IV

A MOTHER and daughter are an edge. Edges are ecotones, transitional zones, places of danger or opportunity. House-dwelling tension. When I stand on the edge of the land and sea, I feel this tension, this fluid line of transition. High tide. Low tide. It is the sea’s reach and retreat that reminds me we have been human for only a very short time.

I was born on the edge of the Pacific. California was paradise. My mother took me to the beach daily near Capistrano, home to the returning swallows. While my father was in the air force, my mother and I played in the sand. It is here I must have imprinted on the rhythmic sound of waves, the cry of gulls, the calm of my own mother’s heart.

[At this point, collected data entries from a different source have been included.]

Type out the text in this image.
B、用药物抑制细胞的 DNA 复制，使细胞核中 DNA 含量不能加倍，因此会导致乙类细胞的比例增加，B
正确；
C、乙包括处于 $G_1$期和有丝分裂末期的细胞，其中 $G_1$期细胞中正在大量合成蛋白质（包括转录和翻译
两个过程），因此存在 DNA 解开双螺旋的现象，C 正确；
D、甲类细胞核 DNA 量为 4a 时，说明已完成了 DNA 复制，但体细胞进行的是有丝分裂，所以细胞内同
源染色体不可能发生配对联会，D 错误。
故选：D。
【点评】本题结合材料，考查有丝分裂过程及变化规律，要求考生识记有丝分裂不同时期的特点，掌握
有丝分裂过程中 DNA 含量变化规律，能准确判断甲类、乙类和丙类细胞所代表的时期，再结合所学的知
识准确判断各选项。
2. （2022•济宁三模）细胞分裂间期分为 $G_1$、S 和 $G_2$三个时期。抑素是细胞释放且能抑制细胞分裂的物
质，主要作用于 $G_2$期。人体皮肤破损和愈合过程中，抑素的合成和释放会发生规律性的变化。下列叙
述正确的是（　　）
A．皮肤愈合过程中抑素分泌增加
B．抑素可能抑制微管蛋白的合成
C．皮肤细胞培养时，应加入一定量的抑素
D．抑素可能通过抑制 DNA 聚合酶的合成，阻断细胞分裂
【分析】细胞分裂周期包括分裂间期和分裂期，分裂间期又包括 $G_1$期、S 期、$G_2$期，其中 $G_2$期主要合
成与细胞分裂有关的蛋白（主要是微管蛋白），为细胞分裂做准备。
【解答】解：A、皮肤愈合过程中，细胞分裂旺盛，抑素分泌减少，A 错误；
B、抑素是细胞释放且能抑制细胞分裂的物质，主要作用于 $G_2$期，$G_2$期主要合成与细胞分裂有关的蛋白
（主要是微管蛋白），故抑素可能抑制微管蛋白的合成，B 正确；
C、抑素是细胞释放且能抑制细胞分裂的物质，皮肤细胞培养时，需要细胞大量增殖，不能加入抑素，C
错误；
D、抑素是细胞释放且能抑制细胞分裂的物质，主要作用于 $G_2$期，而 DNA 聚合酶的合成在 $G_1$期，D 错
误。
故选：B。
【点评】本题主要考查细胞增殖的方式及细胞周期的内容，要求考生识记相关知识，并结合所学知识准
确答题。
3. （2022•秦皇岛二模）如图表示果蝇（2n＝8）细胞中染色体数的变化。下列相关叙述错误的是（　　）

It is here, on this edge of sand and surf, where I must have developed my need to see the horizon, to look outward as far and wide as possible. My hunger for vistas has never left me. And it is here, I must have fallen in love with water, recognizing its power and sublimity, where I learned to trust that what I love can kill me, knock me down, and threaten to drown me with its unexpected wave. If so, then it was also here where I came to know I can survive what hurts. I believed in my capacity to stand back up and run into the waves again and again, no matter the risk. A wave would break, rush toward me, covering my feet, and retreat into the sea, followed by another and another. This was the great seduction. There was no end to the joyful exaltation on this edge of oscillations.

And each night the smell of orange blossoms and sea salt ignited sunsets into flames slowly doused by the sea. Not a year of my life has missed a baptism by ocean. Not one.

Why this relationship to Mother and water?

Breaking waters. We are born from what is fluid, not fixed. Water is essential. A mother is essential. The ocean as mother is mesmerizing in her power, a creative force that can both comfort and destroy. My mother and I came to trust each other on the beach where we sat. Between the silences, we played together. We entertained ourselves. On the edge of the continent, looking west, we came to an understanding of the peace and violence around us. Power is the sea’s thundering voice, the curling and crashing of waves. Water is nothing if not ingemination, an encore to the tenacity of life. And life held in the sea is surface and depth, what we see and what we imagine. We cast a line, we throw out a net, what emerges is religion in the form of fish.

My mother’s transgression was hunger. She passed her hunger on to me without ever speaking a word. Solitude is a memory of water. I live in the desert. And every day I am thirsty.

When I opened my mother’s journals and read emptiness, it translated to longing, that same hunger and thirst Mother translated to me. I will rewrite this story, create my own story on the pages of my mother’s journals.